Die andere Krise
Die meisten werden sich noch genau erinnern, wo sie heute vor sechs Monaten waren, was sie gemacht haben, nachdem in der Nacht vom 14. auf den 15. Juli sintflutartige Regenfälle niedergingen und Menschen im ganzen Land vor Schäden und großer Not zurückließen. Nein, 2021 war nicht nur das zweite Coronajahr, 2021 war auch das Jahr der Hochwasser-Katastrophe, deren Folgen bis heute sichtbar sind und deren Aufarbeitung längst nicht abgeschlossen ist.
„Hochwasser-Katastrophe nimmt enorme Ausmaße an und lässt Land und Leute fassungslos zurück“, titelte das „Luxemburger Wort“am 16. Juli 2021. Die Bilder sind bis heute unvergessen. Zahlreiche Straßen, ja selbst ein komplettes Dorf stehen nach jenen fatalen Stunden unter Wasser, Menschen werden mit Booten gerettet, Existenzen zerstört, viele durchleben Angst und Leid. Es sind Szenen, Schicksale und Geschichten, die sich auch den Redakteuren des „Luxemburger Wort“ins Gedächtnis eingebrannt haben, die an jenem Morgen aus den Überschwemmungsgebieten berichten. Sechs Monate später treffen sie an denselben Orten auf Betroffene, die einen langwierigen Wiederaufbau hinter sich oder weitere Renovierungen vor sich haben. Nicht alle waren überzeugt, ob sich die Mühe überhaupt lohnen würde. Denn sie begleitet weiterhin die Sorge und ernüchternde Gewissheit, dass es wieder passieren wird, vielleicht in ein paar Jahren, vielleicht aber auch schon sehr bald.

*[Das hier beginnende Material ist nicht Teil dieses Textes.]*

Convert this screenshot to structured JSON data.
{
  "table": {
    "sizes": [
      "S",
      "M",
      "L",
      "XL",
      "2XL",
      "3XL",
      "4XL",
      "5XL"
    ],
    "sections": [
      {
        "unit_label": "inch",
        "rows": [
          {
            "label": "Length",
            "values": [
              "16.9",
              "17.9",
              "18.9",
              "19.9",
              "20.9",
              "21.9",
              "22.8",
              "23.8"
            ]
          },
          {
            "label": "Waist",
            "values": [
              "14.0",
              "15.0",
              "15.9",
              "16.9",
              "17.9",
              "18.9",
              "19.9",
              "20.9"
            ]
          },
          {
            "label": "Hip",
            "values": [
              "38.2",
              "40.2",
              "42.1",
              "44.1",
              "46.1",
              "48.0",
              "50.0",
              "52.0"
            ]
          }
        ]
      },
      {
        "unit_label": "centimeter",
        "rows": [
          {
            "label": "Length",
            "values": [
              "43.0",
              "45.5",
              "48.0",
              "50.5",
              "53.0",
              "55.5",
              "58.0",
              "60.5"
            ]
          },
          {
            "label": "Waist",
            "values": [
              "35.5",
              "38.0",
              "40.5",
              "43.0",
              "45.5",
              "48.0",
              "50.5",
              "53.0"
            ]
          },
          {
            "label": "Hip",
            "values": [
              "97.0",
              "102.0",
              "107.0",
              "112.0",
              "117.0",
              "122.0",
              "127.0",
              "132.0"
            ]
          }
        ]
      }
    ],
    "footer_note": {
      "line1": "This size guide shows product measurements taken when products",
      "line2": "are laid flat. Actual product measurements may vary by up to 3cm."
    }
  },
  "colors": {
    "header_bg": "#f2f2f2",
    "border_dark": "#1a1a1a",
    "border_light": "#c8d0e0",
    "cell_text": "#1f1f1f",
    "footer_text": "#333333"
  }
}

Wir alle wissen, dass Luxemburg im Gegensatz zu seinen Nachbarn dieses Mal großes Glück und keine Todesopfer zu beklagen hatte.
Stellt sich die Frage, ob das Land heute besser vorbereitet wäre. Man könne nicht überall riesige Mauern aufstellen, sondern nur die Risiken abfedern, hatte Umweltministerin Carole Dieschbourg im November bei einer Infoversammlung in der schwer getroffenen Gemeinde RosportMompach betont. Trotzdem werden wie gehabt Böden versiegelt und Wohngebiete in Überschwemmungszonen gebaut. Zwar soll der als Schutz dienende Seitenarm der Sauer bei Steinheim dieses Jahr ausgebaggert werden. Ansonsten beschränkte sich die Regierung in erster Linie auf die Zusage von finanziellen Unterstützungen.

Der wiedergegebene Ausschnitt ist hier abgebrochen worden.